Gyotaku Lesson Plan
3. Strategies & Procedures
Students will visit the Allen Memorial Art Museum to view Asian works of art. Eastwood Elementary students came to see the exhibit: Visions of Turmoil & tranquility: Japanese Woodblock Prints from the Collection
on view in Fall 2005 where students paid particular attention to the print: 1950.776. (Please see attached image at the end of Lesson Plan PDF)
Students will read the story Kogi's Mysterious Journey
by Elizabeth Partridge, Illustrated by Aki Sogabe. They will learn about the history of Gyotaku and its transition into an art form. Students will examine the body of the fish and note its different parts, particularly the gills, scales, fins, and eyes. Students will also be learning about haiku and create an original haiku to accompany their fish print.
Students will create their own fish prints!
- Select your fish!
- Place fish (flat side down) on top of newsprint.
- Using the colored water-based inks provided, paint your rubber fish with the appropriate size paint brush.

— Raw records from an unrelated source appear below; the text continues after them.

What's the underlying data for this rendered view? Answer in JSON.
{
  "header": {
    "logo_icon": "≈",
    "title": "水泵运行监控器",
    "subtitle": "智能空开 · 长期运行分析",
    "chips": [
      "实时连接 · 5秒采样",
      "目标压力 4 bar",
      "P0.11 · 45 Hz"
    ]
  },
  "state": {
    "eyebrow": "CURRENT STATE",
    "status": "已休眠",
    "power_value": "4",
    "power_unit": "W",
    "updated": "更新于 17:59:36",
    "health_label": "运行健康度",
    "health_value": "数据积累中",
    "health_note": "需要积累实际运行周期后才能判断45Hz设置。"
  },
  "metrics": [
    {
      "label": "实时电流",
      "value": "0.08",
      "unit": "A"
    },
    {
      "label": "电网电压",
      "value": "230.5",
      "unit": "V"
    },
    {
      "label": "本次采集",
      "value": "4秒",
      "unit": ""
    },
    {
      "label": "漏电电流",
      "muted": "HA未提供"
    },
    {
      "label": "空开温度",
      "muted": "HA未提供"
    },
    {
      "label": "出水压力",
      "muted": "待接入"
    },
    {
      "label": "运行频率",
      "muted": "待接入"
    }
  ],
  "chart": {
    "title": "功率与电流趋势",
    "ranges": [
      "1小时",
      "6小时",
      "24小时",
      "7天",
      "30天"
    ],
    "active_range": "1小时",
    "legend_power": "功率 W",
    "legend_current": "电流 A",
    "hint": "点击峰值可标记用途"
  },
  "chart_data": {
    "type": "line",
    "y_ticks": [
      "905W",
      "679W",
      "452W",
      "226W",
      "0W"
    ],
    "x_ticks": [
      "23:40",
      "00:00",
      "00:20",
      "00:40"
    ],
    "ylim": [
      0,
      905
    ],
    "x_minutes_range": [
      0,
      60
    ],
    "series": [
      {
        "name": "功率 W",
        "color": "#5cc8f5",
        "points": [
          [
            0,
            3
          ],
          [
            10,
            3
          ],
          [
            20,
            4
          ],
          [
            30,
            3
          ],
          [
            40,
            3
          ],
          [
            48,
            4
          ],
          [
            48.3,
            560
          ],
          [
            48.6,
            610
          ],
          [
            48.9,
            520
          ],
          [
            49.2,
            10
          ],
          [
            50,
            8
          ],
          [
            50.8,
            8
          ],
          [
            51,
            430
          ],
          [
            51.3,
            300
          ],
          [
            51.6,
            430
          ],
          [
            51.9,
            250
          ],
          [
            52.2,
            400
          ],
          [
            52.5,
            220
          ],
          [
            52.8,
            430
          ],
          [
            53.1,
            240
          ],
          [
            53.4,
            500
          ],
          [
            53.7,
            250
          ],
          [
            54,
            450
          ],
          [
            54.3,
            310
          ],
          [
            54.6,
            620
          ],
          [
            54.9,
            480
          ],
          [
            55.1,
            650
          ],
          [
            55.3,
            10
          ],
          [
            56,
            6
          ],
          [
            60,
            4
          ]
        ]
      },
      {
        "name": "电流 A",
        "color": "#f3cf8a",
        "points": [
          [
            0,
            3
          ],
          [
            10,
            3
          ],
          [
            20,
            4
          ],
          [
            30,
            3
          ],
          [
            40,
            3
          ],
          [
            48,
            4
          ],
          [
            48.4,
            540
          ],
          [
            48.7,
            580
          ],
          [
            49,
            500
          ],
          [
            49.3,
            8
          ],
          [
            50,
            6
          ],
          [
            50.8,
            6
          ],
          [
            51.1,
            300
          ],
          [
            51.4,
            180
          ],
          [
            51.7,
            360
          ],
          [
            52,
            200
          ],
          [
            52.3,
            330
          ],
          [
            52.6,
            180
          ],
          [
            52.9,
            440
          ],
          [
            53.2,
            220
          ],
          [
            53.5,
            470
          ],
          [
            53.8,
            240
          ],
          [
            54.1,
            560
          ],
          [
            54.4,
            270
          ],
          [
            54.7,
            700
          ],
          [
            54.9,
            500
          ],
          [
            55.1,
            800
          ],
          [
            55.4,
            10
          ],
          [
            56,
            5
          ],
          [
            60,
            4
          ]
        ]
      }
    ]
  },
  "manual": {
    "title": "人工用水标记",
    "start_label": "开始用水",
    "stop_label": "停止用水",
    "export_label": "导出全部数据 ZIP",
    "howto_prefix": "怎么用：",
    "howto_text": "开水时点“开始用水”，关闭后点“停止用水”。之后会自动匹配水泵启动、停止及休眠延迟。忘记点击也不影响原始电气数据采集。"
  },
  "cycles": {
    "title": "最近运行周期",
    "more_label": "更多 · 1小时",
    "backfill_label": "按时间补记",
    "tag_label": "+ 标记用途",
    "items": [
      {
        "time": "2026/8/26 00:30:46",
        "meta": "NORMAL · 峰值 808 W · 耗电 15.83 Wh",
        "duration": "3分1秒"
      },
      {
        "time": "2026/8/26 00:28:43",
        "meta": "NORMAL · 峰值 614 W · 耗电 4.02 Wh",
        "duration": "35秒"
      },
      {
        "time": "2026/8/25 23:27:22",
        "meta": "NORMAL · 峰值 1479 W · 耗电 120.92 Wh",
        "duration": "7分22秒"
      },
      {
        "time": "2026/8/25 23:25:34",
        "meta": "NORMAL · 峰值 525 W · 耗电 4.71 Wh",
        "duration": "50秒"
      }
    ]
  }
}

Visually line your white paper up over the fish so that the fish is positioned where you would like it to print. Place on top of fish.
Press firmly, covering the entire fish's surface.
- Make sure to cover the entire surface of the fish—include the eyes, fins, and all the scales!
- Spread the ink evenly over the fish so that only a thin yet solid layer shows.
Carefully remove the paper and set aside to dry.
Repeat if desired!
- Important: Do not let the paper move!